The global average score is
\[ \mathbb{E}[X] = \frac{90\cdot 10 + 60\cdot 20}{30} = 70. \]
The conditional means are
\[ \mathbb{E}[X \mid Y=1] = 90, \qquad \mathbb{E}[X \mid Y=2] = 60. \]
The between-group component is
\[ \operatorname{Var}\left(\mathbb{E}[X \mid Y]\right) = \frac{1}{3}(90-70)^2 + \frac{2}{3}(60-70)^2 = 200. \]
The within-group component is
\[ \mathbb{E}\left[\operatorname{Var}(X \mid Y)\right] = \frac{1}{3}\cdot 10 + \frac{2}{3}\cdot 20 = \frac{50}{3} \approx 16.67. \]
Therefore,
\[ \operatorname{Var}(X) = \frac{50}{3} + 200. \]
The total variance is large mainly because the two section averages are far apart.
Example: Sum of a Random Number of Variables
Let
\[ Y = \sum_{i=1}^{N} X_i, \]
where:
- \(N\) is a non-negative integer random variable.
- \(X_i\) is the amount spent in store \(i\).
- The \(X_i\) are i.i.d.
- The \(X_i\) are independent of \(N\).
Conditioning on \(N=n\) turns the random sum into a fixed-length sum:
\[ \mathbb{E}[Y \mid N=n] = \mathbb{E}\left[\sum_{i=1}^{n}X_i\right] = \sum_{i=1}^{n}\mathbb{E}[X_i] = n\mathbb{E}[X]. \]
Therefore,
\[ \mathbb{E}[Y \mid N] = N\mathbb{E}[X]. \]
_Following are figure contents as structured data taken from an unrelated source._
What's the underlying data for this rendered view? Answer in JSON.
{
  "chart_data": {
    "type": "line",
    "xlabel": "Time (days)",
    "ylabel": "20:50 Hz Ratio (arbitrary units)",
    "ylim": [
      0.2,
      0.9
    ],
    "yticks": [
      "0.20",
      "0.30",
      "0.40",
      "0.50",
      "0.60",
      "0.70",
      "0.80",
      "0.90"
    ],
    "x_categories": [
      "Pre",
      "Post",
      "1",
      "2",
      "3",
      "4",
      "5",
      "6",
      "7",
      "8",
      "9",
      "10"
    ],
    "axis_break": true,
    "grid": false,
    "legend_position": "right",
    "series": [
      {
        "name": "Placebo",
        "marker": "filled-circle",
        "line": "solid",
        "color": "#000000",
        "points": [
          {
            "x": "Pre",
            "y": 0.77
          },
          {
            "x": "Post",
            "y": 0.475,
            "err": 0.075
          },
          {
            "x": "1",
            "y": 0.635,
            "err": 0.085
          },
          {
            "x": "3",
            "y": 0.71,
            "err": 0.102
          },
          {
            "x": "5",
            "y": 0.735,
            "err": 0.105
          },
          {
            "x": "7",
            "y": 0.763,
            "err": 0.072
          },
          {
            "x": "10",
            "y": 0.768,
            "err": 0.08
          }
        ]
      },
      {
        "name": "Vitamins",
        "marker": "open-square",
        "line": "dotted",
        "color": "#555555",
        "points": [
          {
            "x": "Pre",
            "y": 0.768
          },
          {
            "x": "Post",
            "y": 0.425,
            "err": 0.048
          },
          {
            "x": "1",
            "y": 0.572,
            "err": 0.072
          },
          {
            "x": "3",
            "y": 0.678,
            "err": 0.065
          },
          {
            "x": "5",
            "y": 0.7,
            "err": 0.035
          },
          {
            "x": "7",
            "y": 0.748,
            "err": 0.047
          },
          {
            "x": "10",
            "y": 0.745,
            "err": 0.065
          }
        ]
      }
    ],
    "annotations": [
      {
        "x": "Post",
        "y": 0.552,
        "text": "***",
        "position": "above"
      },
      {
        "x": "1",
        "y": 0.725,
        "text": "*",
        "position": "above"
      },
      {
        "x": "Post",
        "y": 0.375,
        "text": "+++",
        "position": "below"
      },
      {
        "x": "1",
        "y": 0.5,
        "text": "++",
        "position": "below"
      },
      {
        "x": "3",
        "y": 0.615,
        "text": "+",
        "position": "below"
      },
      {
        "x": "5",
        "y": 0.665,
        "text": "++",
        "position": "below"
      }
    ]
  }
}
Taking expectation again gives
\[ \mathbb{E}[Y] = \mathbb{E}[N]\mathbb{E}[X]. \]
For the variance, use total variance:
\[ \operatorname{Var}(Y) = \mathbb{E}\left[\operatorname{Var}(Y \mid N)\right] + \operatorname{Var}\left(\mathbb{E}[Y \mid N]\right). \]
If \(N=n\), then \(Y\) is the sum of \(n\) independent copies of \(X\), so
\[ \operatorname{Var}(Y \mid N=n) = n\operatorname{Var}(X). \]
Thus
\[ \mathbb{E}\left[\operatorname{Var}(Y \mid N)\right] = \mathbb{E}[N]\operatorname{Var}(X). \]
Also,
\[ \operatorname{Var}\left(\mathbb{E}[Y \mid N]\right) = \operatorname{Var}\left(N\mathbb{E}[X]\right) = \left(\mathbb{E}[X]\right)^2\operatorname{Var}(N). \]
Putting the two pieces together:
\[ \operatorname{Var}(Y) = \mathbb{E}[N]\operatorname{Var}(X) + \left(\mathbb{E}[X]\right)^2\operatorname{Var}(N). \]
The first term is the expected within-sum variability. The second term is the extra variability from not knowing how many terms will appear in the sum.